Le saviez-vous ? Les éléphants se donneraient des noms

Michael Siebert - Pixabay

Les éléphants sont des animaux extraordinaires. Depuis 1975, la biologiste Joyce Poole étudie les éléphants de savane, Loxodonta africana. Elle a remarqué que, parfois, lorsqu’un éléphant appelle ses semblables, quelques-uns répondent et parfois aucun ne répond. Rapidement, elle soupçonne “d’avoir un moyen de diriger leurs appels vers un individu spécifique. La question se pose alors de découvrir “la manière dont ils s’y prenaient”. Une étude récente apporte un élément précieux de réponse.

Le saviez-vous ? Les éléphants se donneraient des noms

Les noms sont un quelque chose de rare dans la nature. Quelques espèces seulement les utilisent – perroquets ou dauphins -, mais ces dernières ne font qu’imiter un son émis par le destinataire. Chez les éléphants, cela semble différent. Ils utilisent des appellations vocales arbitraires.
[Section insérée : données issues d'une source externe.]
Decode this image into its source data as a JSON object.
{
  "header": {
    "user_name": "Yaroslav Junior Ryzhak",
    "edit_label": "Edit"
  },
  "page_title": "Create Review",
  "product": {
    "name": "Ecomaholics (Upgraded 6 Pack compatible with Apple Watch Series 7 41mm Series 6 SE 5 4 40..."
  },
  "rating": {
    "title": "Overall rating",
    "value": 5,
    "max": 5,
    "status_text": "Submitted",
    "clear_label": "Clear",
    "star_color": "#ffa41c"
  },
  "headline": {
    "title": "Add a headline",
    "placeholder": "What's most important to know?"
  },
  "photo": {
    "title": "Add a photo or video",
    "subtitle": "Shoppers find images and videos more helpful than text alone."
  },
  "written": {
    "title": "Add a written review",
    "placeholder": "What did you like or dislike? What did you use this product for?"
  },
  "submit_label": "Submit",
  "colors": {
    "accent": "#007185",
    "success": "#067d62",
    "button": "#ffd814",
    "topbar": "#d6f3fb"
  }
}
George Wittemyer, co-auteur de l’étude, professeur en biologie à la Colorado State University et président du conseil scientifique de Save the Elephants, explique qu’une appellation arbitraire reviendrait, par exemple, à appeler un bovin une “vache”, dans la mesure où ce mot ne ressemble aucunement à l’animal lui-même. Une appellation iconique, a contrario, est plus simple. Elle ferait référence à un bovin avec un “meuh”, semblable au son que l’animal en question produit. Ces appellations arbitraires viennent élargir sensiblement le champ de communication et permettent dès lors d’exprimer une pensée abstraite. “En termes de cognition, cela ouvre toutes sortes de possibilités”.
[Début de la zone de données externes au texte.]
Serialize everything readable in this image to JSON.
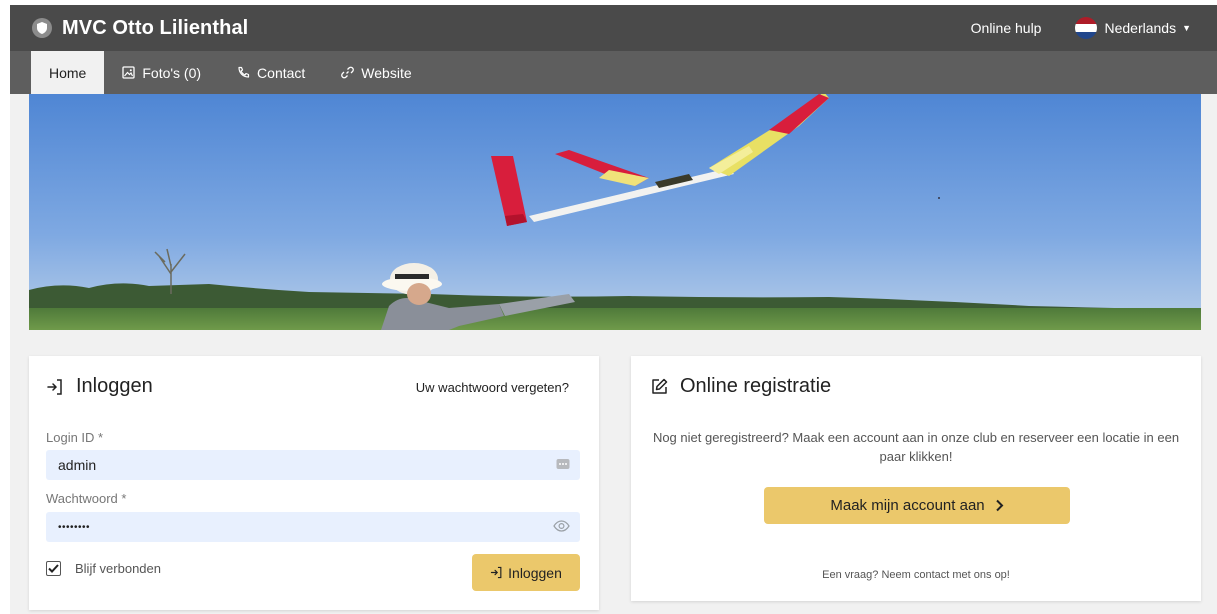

Pour parvenir à cette conclusion, les scientifiques ont analysé des enregistrements pris entre 2019 et 2022 dans les réserves nationales de Samburu et Buffalo Springs, au Kenya, ainsi que sur les archives du Amboseli National Park des années 1980, 1990 et 2000. Au total, les données de 101 éléphants de savane, pour 469 appels distincts à 117 destinataires ont été utilisés. L’équipe a concentré ses efforts sur certains grondements précis, dans les situations les plus susceptibles de contenir un nom. Les éléphants sont capables de vocalisations très variées, avec des structures complexes, notamment dans les basses fréquences, hors de portée de l’ouïe humaine. Cela rend leur interprétation très difficile. Mais “contrairement aux noms humains, où le nom lui-même représente la majeure partie de la variation de l’énoncé, les noms des éléphants ne représentent qu’une petite partie de la variation de l’appel”, explique Mickey Pardo, responsable de l’étude et chercheur post-doctoral à l’université de l’État du Colorado. Le nom pourrait alors n’être qu’un élément d’un signal complexe transmettant plusieurs informations.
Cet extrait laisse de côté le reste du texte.